The new results have extended the Plum Pudding deposit quite substantially to the south and include 3 metres grading 3.72 grams per tonne from 29m down hole and 10m grading 3.08g/t from 41m.
The deposit appears to contain a very high-grade core with historic results such as 17 metres grading 8.16g/t from 33m and 11m grading 22.5g/t gold from 17m defining the hot zone.
Middle Island’s drilling at Plum Pudding looks to have enabled the future calculation of a modest resource over a 240-metre strike length. The mineralisation is sitting in the oxidised rock profile and appears to consist of multiple stacked gold zones that are up to a combined 120m thick.
According to the company, Plum Pudding is likely to be a high tonnage deposit that may provide the basis for another satellite pit. Middle Island will now look to assess the viability of the Plum Pudding resource during the impending update to the previous Sandstone project pre-feasibility study.
Middle Island said that Plum Pudding will be subject to further drilling as part of the phase two program prior to inclusion in the upcoming global resource update. To date, the company has drilled 14 targets for 13,400m during the phase one drilling program across the Sandstone project.
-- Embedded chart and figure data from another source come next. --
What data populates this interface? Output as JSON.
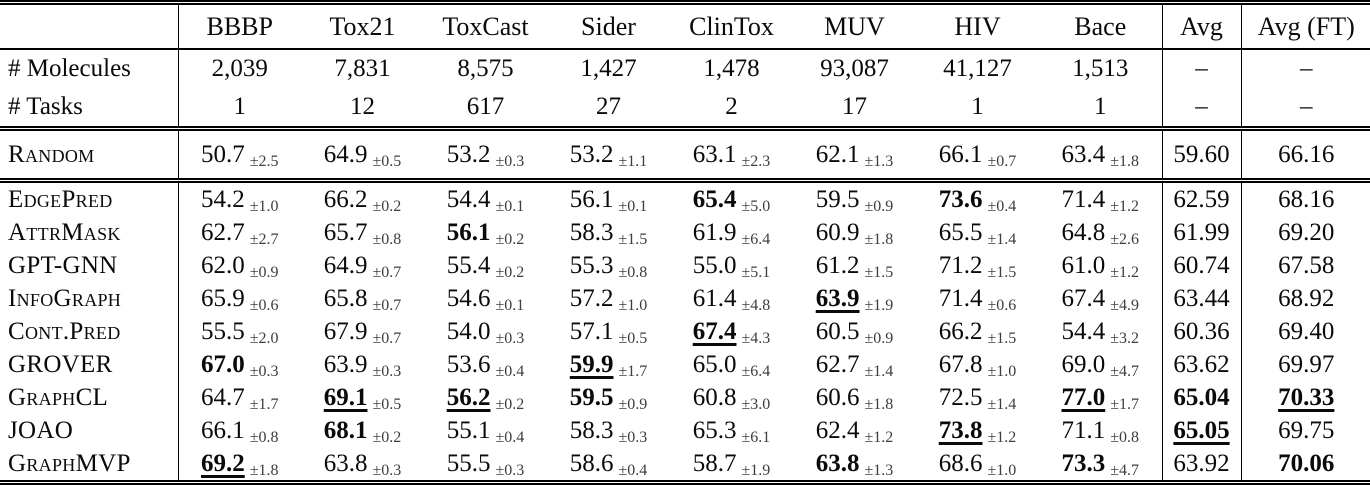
{
  "table": {
    "pm_prefix": "±",
    "columns": [
      "BBBP",
      "Tox21",
      "ToxCast",
      "Sider",
      "ClinTox",
      "MUV",
      "HIV",
      "Bace",
      "Avg",
      "Avg (FT)"
    ],
    "stats_rows": [
      {
        "label": "# Molecules",
        "values": [
          "2,039",
          "7,831",
          "8,575",
          "1,427",
          "1,478",
          "93,087",
          "41,127",
          "1,513",
          "–",
          "–"
        ]
      },
      {
        "label": "# Tasks",
        "values": [
          "1",
          "12",
          "617",
          "27",
          "2",
          "17",
          "1",
          "1",
          "–",
          "–"
        ]
      }
    ],
    "baseline_row": {
      "label": "Random",
      "cells": [
        {
          "v": "50.7",
          "pm": "2.5",
          "s": ""
        },
        {
          "v": "64.9",
          "pm": "0.5",
          "s": ""
        },
        {
          "v": "53.2",
          "pm": "0.3",
          "s": ""
        },
        {
          "v": "53.2",
          "pm": "1.1",
          "s": ""
        },
        {
          "v": "63.1",
          "pm": "2.3",
          "s": ""
        },
        {
          "v": "62.1",
          "pm": "1.3",
          "s": ""
        },
        {
          "v": "66.1",
          "pm": "0.7",
          "s": ""
        },
        {
          "v": "63.4",
          "pm": "1.8",
          "s": ""
        }
      ],
      "avg": {
        "v": "59.60",
        "s": ""
      },
      "avg_ft": {
        "v": "66.16",
        "s": ""
      }
    },
    "method_rows": [
      {
        "label": "EdgePred",
        "cells": [
          {
            "v": "54.2",
            "pm": "1.0",
            "s": ""
          },
          {
            "v": "66.2",
            "pm": "0.2",
            "s": ""
          },
          {
            "v": "54.4",
            "pm": "0.1",
            "s": ""
          },
          {
            "v": "56.1",
            "pm": "0.1",
            "s": ""
          },
          {
            "v": "65.4",
            "pm": "5.0",
            "s": "b"
          },
          {
            "v": "59.5",
            "pm": "0.9",
            "s": ""
          },
          {
            "v": "73.6",
            "pm": "0.4",
            "s": "b"
          },
          {
            "v": "71.4",
            "pm": "1.2",
            "s": ""
          }
        ],
        "avg": {
          "v": "62.59",
          "s": ""
        },
        "avg_ft": {
          "v": "68.16",
          "s": ""
        }
      },
      {
        "label": "AttrMask",
        "cells": [
          {
            "v": "62.7",
            "pm": "2.7",
            "s": ""
          },
          {
            "v": "65.7",
            "pm": "0.8",
            "s": ""
          },
          {
            "v": "56.1",
            "pm": "0.2",
            "s": "b"
          },
          {
            "v": "58.3",
            "pm": "1.5",
            "s": ""
          },
          {
            "v": "61.9",
            "pm": "6.4",
            "s": ""
          },
          {
            "v": "60.9",
            "pm": "1.8",
            "s": ""
          },
          {
            "v": "65.5",
            "pm": "1.4",
            "s": ""
          },
          {
            "v": "64.8",
            "pm": "2.6",
            "s": ""
          }
        ],
        "avg": {
          "v": "61.99",
          "s": ""
        },
        "avg_ft": {
          "v": "69.20",
          "s": ""
        }
      },
      {
        "label": "GPT-GNN",
        "cells": [
          {
            "v": "62.0",
            "pm": "0.9",
            "s": ""
          },
          {
            "v": "64.9",
            "pm": "0.7",
            "s": ""
          },
          {
            "v": "55.4",
            "pm": "0.2",
            "s": ""
          },
          {
            "v": "55.3",
            "pm": "0.8",
            "s": ""
          },
          {
            "v": "55.0",
            "pm": "5.1",
            "s": ""
          },
          {
            "v": "61.2",
            "pm": "1.5",
            "s": ""
          },
          {
            "v": "71.2",
            "pm": "1.5",
            "s": ""
          },
          {
            "v": "61.0",
            "pm": "1.2",
            "s": ""
          }
        ],
        "avg": {
          "v": "60.74",
          "s": ""
        },
        "avg_ft": {
          "v": "67.58",
          "s": ""
        }
      },
      {
        "label": "InfoGraph",
        "cells": [
          {
            "v": "65.9",
            "pm": "0.6",
            "s": ""
          },
          {
            "v": "65.8",
            "pm": "0.7",
            "s": ""
          },
          {
            "v": "54.6",
            "pm": "0.1",
            "s": ""
          },
          {
            "v": "57.2",
            "pm": "1.0",
            "s": ""
          },
          {
            "v": "61.4",
            "pm": "4.8",
            "s": ""
          },
          {
            "v": "63.9",
            "pm": "1.9",
            "s": "bu"
          },
          {
            "v": "71.4",
            "pm": "0.6",
            "s": ""
          },
          {
            "v": "67.4",
            "pm": "4.9",
            "s": ""
          }
        ],
        "avg": {
          "v": "63.44",
          "s": ""
        },
        "avg_ft": {
          "v": "68.92",
          "s": ""
        }
      },
      {
        "label": "Cont.Pred",
        "cells": [
          {
            "v": "55.5",
            "pm": "2.0",
            "s": ""
          },
          {
            "v": "67.9",
            "pm": "0.7",
            "s": ""
          },
          {
            "v": "54.0",
            "pm": "0.3",
            "s": ""
          },
          {
            "v": "57.1",
            "pm": "0.5",
            "s": ""
          },
          {
            "v": "67.4",
            "pm": "4.3",
            "s": "bu"
          },
          {
            "v": "60.5",
            "pm": "0.9",
            "s": ""
          },
          {
            "v": "66.2",
            "pm": "1.5",
            "s": ""
          },
          {
            "v": "54.4",
            "pm": "3.2",
            "s": ""
          }
        ],
        "avg": {
          "v": "60.36",
          "s": ""
        },
        "avg_ft": {
          "v": "69.40",
          "s": ""
        }
      },
      {
        "label": "GROVER",
        "cells": [
          {
            "v": "67.0",
            "pm": "0.3",
            "s": "b"
          },
          {
            "v": "63.9",
            "pm": "0.3",
            "s": ""
          },
          {
            "v": "53.6",
            "pm": "0.4",
            "s": ""
          },
          {
            "v": "59.9",
            "pm": "1.7",
            "s": "bu"
          },
          {
            "v": "65.0",
            "pm": "6.4",
            "s": ""
          },
          {
            "v": "62.7",
            "pm": "1.4",
            "s": ""
          },
          {
            "v": "67.8",
            "pm": "1.0",
            "s": ""
          },
          {
            "v": "69.0",
            "pm": "4.7",
            "s": ""
          }
        ],
        "avg": {
          "v": "63.62",
          "s": ""
        },
        "avg_ft": {
          "v": "69.97",
          "s": ""
        }
      },
      {
        "label": "GraphCL",
        "cells": [
          {
            "v": "64.7",
            "pm": "1.7",
            "s": ""
          },
          {
            "v": "69.1",
            "pm": "0.5",
            "s": "bu"
          },
          {
            "v": "56.2",
            "pm": "0.2",
            "s": "bu"
          },
          {
            "v": "59.5",
            "pm": "0.9",
            "s": "b"
          },
          {
            "v": "60.8",
            "pm": "3.0",
            "s": ""
          },
          {
            "v": "60.6",
            "pm": "1.8",
            "s": ""
          },
          {
            "v": "72.5",
            "pm": "1.4",
            "s": ""
          },
          {
            "v": "77.0",
            "pm": "1.7",
            "s": "bu"
          }
        ],
        "avg": {
          "v": "65.04",
          "s": "b"
        },
        "avg_ft": {
          "v": "70.33",
          "s": "bu"
        }
      },
      {
        "label": "JOAO",
        "cells": [
          {
            "v": "66.1",
            "pm": "0.8",
            "s": ""
          },
          {
            "v": "68.1",
            "pm": "0.2",
            "s": "b"
          },
          {
            "v": "55.1",
            "pm": "0.4",
            "s": ""
          },
          {
            "v": "58.3",
            "pm": "0.3",
            "s": ""
          },
          {
            "v": "65.3",
            "pm": "6.1",
            "s": ""
          },
          {
            "v": "62.4",
            "pm": "1.2",
            "s": ""
          },
          {
            "v": "73.8",
            "pm": "1.2",
            "s": "bu"
          },
          {
            "v": "71.1",
            "pm": "0.8",
            "s": ""
          }
        ],
        "avg": {
          "v": "65.05",
          "s": "bu"
        },
        "avg_ft": {
          "v": "69.75",
          "s": ""
        }
      },
      {
        "label": "GraphMVP",
        "cells": [
          {
            "v": "69.2",
            "pm": "1.8",
            "s": "bu"
          },
          {
            "v": "63.8",
            "pm": "0.3",
            "s": ""
          },
          {
            "v": "55.5",
            "pm": "0.3",
            "s": ""
          },
          {
            "v": "58.6",
            "pm": "0.4",
            "s": ""
          },
          {
            "v": "58.7",
            "pm": "1.9",
            "s": ""
          },
          {
            "v": "63.8",
            "pm": "1.3",
            "s": "b"
          },
          {
            "v": "68.6",
            "pm": "1.0",
            "s": ""
          },
          {
            "v": "73.3",
            "pm": "4.7",
            "s": "b"
          }
        ],
        "avg": {
          "v": "63.92",
          "s": ""
        },
        "avg_ft": {
          "v": "70.06",
          "s": "b"
        }
      }
    ]
  }
}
Historic drilling by Clackline during the 1980s identified the Plum Pudding gold anomaly and further work lead to the construction of a small laterite pit by Herald Resources in 1993. Laterite is simply a very weathered clay and iron-rich rock and sometimes gold is enriched in this horizon, usually proximal to the primary gold source.
Meanwhile, phase one infill drilling at the Wirraminna deposit has also come up with some reasonable numbers including 5m grading 1.54g/t from 56m and 12m grading 0.95g/t from 90m depth.
The drilling here was designed to extend and infill the existing mineral resources and provide a basis for an update and potentially upgrade the contained ounces. Middle Island said that a re-optimisation of the Wirraminna resource in 2019 saw an optimised pit that reached the bottom of the modelled gold mineralisation, therefore further drilling and the new results should see an improvement in the optimisations here.
There are still quite a few assays outstanding from the company’s phase one program with 65 holes or 4,209m worth of drilling still to come in, which should provide for a touch more excitement and some solid news flow in the coming weeks.
With a current average of four for four, more new gold discoveries may not be out of the question now for Middle Island who is clearly blooded now for the hunt.